Mientras en Portugal se protege a las estrellas, en el otro lado del cuadro se prepara un duelo que promete morbo. Escocia se mide a Brasil el miércoles, en un choque de fase de grupos que podría marcar el rumbo del Grupo C, y la gran incógnita es si Neymar volverá por fin a la acción.

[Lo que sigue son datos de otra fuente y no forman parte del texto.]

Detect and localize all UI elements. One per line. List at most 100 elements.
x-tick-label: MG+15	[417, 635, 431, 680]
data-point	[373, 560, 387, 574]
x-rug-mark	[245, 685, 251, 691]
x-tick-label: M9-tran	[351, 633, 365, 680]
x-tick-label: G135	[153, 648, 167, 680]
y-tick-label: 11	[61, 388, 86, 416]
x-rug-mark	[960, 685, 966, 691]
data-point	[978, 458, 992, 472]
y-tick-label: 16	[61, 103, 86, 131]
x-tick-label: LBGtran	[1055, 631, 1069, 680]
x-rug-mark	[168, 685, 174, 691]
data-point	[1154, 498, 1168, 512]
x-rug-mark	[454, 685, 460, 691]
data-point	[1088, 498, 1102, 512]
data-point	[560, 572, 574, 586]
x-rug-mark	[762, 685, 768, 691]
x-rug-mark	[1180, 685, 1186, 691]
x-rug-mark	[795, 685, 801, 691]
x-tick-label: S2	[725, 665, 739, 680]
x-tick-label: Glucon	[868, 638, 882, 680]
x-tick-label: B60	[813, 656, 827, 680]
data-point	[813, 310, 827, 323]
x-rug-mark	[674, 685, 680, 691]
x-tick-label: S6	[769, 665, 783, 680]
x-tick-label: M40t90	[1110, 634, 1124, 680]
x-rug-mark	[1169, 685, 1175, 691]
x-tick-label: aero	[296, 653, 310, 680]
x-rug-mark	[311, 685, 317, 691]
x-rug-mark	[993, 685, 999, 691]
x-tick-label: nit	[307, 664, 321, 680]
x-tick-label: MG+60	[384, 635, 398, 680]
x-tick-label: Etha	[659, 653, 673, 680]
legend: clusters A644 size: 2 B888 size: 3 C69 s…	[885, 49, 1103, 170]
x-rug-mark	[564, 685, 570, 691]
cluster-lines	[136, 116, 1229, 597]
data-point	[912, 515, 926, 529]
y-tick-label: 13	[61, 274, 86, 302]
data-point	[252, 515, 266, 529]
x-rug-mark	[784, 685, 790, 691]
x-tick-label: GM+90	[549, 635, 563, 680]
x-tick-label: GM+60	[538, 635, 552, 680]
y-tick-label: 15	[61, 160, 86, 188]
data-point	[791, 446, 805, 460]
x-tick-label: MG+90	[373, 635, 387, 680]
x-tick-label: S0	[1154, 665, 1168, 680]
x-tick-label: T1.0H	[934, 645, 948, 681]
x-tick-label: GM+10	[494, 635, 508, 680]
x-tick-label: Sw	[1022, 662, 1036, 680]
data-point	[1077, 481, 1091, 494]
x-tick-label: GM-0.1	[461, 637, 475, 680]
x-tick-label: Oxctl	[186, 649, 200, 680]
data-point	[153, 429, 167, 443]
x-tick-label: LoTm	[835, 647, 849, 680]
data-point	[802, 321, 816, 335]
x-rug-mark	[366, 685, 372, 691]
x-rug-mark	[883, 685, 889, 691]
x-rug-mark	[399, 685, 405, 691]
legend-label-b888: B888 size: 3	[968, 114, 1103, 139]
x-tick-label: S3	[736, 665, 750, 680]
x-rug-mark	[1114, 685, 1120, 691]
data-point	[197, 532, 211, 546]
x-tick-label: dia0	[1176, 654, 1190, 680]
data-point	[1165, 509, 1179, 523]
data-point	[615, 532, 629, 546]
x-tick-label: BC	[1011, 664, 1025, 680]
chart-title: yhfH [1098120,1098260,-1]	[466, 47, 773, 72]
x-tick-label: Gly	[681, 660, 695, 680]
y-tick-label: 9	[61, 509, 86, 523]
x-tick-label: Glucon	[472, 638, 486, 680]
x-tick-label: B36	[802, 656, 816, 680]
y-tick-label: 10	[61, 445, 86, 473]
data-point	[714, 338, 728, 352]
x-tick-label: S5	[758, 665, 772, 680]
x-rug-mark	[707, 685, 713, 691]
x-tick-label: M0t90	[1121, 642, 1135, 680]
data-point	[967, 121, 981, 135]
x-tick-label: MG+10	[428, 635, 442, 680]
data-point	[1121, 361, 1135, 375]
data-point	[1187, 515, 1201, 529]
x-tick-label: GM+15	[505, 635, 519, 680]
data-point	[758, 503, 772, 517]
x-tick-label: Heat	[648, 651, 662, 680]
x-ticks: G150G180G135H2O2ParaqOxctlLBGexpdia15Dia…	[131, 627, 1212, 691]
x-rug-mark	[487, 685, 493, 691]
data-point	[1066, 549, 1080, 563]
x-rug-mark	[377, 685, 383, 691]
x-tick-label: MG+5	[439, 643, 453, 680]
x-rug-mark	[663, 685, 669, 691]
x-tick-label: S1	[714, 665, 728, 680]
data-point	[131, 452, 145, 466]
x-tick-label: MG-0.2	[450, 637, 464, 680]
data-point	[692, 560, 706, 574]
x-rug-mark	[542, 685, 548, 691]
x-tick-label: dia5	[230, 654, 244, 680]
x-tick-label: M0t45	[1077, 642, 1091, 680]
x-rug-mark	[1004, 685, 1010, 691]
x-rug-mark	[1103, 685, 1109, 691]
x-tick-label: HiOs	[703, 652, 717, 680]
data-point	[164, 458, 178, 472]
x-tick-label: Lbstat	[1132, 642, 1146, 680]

Carlo Ancelotti ya ha despejado parte de la duda: el técnico de Brasil confirmó que el delantero está en condiciones de jugar ante los escoceses, en Miami. La lesión de pantorrilla que le dejó fuera de los dos primeros encuentros parece superada. El escenario invita a una reaparición de impacto.
Jack Hendry no se inmuta.
El central de 31 años, uno de los pilares de la zaga escocesa, habló desde la concentración en Charlotte, Carolina del Norte. Le preguntaron por la posibilidad de volver a encontrarse con Neymar. Su respuesta fue tan serena como desafiante: “Sí, ningún problema”.
No es una bravuconada gratuita. Hendry ya se ha cruzado con el brasileño en noches grandes. En la temporada 2021-22, cuando jugaba en Club Brugge, se enfrentó a un Paris Saint-Germain que presentaba un tridente ofensivo de videojuego: Messi, Kylian Mbappé y Neymar. Un examen de élite.
“Estoy bastante cómodo enfrentándome a Neymar y lo espero con ganas, de verdad debería ser una buena batalla”, afirmó. Recordó también que en Arabia Saudí, cuando él se marchó a Al-Ettifaq en 2023, Neymar aterrizó poco después en Al-Hilal, antes de regresar al fútbol brasileño con Santos. “Creo que se lesionó allí en Arabia, se rompió el cruzado, lo cual fue una pena; obviamente habría jugado más veces contra él”, añadió.
Aquella noche de Champions con Club Brugge le dejó una lección clara. “Jugué contra él en la Champions cuando estaba en PSG, obviamente fue una buena prueba. El tridente en ese momento era Messi, Mbappé y Neymar. No es un mal trío, así que fue una buena experiencia”.
Hendry cree que su equipo respondió bien entonces. “Creo que en el primer partido lo hicimos bien. Creo que fue 0-0 o 1-1, no lo recuerdo exactamente, pero creo que fue uno de los primeros partidos que jugaron juntos”. El detalle del marcador se le escapa, lo que no olvida es la exigencia: “Tienes que estar concentrado jugando contra este tipo de jugadores, porque en una décima de segundo en la que te despistas, te castigan. Fue una buena experiencia”.
De esas noches, dice, se aprende. “Aprendes mucho de esos momentos, jugando contra futbolistas de este calibre”. Ahora, espera trasladar esas lecciones al césped de Miami. “Así que lo espero con ganas y veremos si juega”.
Entre la defensa férrea de Cancelo a dos gigantes del juego y el desafío sereno de Hendry ante la posible vuelta de Neymar, el Mundial vuelve a girar alrededor de los mismos nombres de siempre. La pregunta ya no es si están acabados o si deben demostrar algo. La verdadera cuestión es otra: ¿cuántas veces más podrán seguir decidiendo torneos cuando el balón queme de verdad?